On January 12th, 2010, Haiti was hit by a massive earthquake. The destruction left over 300,000 dead and over 200,000 buildings destroyed.
Engineers from Miyamoto were among the first responders to the disaster region. Miyamoto CEO Dr. Kit Miyamoto described it as a “hellish landscape filled with people digging through concrete for their missing family. A landscape strewn with twisted metal and cars flattened under buildings.”
Haiti’s earthquake was more than just a natural disaster, it was an engineering disaster. It is estimated that more than half of the destruction could have been avoided by employing basic earthquake-resilient construction methods.
In the months following the earthquake, Miyamoto trained 700 engineers, 7,000 masons and triaged nearly 400,000 buildings. Miyamoto soon established a permanent Haiti office to build local engineering capacity, while helping Haitians rebuild their beloved country.
Over the years and in partnership with various organizations, including the United Nations, World Bank, and USAID, Miyamoto organized numerous training programs to teach resilient construction methods to engineers, masons, and homeowners across Haiti.

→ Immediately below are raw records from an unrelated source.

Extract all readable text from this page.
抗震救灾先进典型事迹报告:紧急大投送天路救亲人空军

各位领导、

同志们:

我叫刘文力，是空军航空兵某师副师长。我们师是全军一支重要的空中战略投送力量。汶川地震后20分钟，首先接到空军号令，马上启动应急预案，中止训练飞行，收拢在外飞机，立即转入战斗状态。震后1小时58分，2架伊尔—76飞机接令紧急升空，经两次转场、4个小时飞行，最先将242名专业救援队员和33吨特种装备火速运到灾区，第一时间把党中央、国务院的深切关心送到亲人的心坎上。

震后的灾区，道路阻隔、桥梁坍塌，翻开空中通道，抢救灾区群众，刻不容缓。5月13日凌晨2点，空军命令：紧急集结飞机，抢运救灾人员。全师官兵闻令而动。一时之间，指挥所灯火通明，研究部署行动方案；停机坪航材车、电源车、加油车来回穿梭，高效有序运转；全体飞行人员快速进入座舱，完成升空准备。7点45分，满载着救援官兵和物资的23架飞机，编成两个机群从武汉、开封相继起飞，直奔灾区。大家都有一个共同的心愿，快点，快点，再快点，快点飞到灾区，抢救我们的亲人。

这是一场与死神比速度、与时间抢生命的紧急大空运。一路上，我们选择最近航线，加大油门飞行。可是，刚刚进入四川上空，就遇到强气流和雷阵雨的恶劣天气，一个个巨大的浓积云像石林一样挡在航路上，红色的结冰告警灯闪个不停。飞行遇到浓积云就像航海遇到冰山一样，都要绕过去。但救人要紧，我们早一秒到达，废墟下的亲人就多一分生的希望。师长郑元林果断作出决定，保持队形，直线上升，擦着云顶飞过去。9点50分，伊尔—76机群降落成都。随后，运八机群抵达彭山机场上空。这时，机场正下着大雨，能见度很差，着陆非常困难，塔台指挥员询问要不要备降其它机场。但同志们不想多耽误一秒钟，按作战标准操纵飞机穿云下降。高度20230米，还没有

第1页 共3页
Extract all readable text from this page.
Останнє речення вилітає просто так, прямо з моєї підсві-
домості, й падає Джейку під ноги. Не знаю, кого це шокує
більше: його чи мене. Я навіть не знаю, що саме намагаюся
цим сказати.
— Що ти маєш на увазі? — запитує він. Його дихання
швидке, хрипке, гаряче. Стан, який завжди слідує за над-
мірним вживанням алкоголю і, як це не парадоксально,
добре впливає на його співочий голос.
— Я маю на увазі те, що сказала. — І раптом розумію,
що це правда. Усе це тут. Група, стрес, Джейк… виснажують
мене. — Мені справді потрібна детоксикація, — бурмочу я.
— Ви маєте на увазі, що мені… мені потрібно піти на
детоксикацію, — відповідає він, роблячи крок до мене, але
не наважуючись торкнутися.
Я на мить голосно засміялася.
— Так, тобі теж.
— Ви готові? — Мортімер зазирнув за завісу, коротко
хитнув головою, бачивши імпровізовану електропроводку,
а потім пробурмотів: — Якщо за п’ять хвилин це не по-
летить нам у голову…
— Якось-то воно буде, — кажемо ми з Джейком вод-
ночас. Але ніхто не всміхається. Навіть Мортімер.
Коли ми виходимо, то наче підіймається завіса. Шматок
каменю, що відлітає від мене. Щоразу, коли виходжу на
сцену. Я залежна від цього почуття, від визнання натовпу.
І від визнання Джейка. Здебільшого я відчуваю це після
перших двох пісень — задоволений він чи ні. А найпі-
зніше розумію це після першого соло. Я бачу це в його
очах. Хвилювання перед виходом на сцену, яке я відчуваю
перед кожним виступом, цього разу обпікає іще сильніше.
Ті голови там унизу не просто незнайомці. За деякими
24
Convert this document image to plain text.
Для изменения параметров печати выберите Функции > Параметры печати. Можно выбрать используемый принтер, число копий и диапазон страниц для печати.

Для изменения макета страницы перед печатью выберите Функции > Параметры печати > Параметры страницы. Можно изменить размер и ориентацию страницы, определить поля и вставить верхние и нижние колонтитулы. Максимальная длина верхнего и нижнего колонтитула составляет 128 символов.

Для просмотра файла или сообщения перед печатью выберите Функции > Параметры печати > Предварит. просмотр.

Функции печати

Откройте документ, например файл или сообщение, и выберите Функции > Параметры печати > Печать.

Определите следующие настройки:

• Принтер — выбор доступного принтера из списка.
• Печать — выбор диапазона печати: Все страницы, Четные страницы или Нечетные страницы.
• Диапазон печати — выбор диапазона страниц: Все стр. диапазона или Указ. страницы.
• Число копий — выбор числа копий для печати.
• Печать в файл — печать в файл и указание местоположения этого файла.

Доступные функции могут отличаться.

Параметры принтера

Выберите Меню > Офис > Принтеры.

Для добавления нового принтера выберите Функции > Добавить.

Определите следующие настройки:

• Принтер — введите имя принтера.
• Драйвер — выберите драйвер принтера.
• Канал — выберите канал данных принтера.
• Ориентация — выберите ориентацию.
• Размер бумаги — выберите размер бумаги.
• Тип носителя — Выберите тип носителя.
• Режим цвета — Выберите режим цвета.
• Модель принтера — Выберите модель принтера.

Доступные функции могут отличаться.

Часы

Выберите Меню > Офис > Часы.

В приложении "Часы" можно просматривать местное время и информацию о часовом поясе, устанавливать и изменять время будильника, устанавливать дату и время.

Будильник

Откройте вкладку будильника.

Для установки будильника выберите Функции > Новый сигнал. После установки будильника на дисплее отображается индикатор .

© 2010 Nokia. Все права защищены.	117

“We are doing it for the Haitian community, we are teaching them at all levels – at the government all the way to homeowners – to give them the knowledge to build a better Haiti.”
What has been learned in the 11 years since the earthquake? Are disaster resilient building methods now being put to use around Haiti? In short, the answer is a resounding “yes.” Even in informal neighborhoods untouched by government or building regulations, the majority of homes now have code-compliant elements.
In November 2020, Miyamoto assessed masons randomly selected throughout Port-au-Prince. These masons had not been previously trained by Miyamoto and weren’t involved in the 2010 earthquake response. Over 80% passed the assessments and put earthquake-resistant masonry techniques into practice in their own work.
- 100% identified and used proper, quality materials
- 90% utilized 135-degree hooks that reduce column failure
- 80% utilized tie spacing standards that strengthen columns
- 90% used standards hook to secure columns to their base
These encouraging results show that a decade of training in earthquake-resistant practices has not only been learned by attendees but passed on to a new generation and best practices are taking root as professional norms across the city.
Hopes are high that Haitians’ dedication to “build better before” will continue to enhance resilience and that the skills learned will support all who work to make Haiti safer.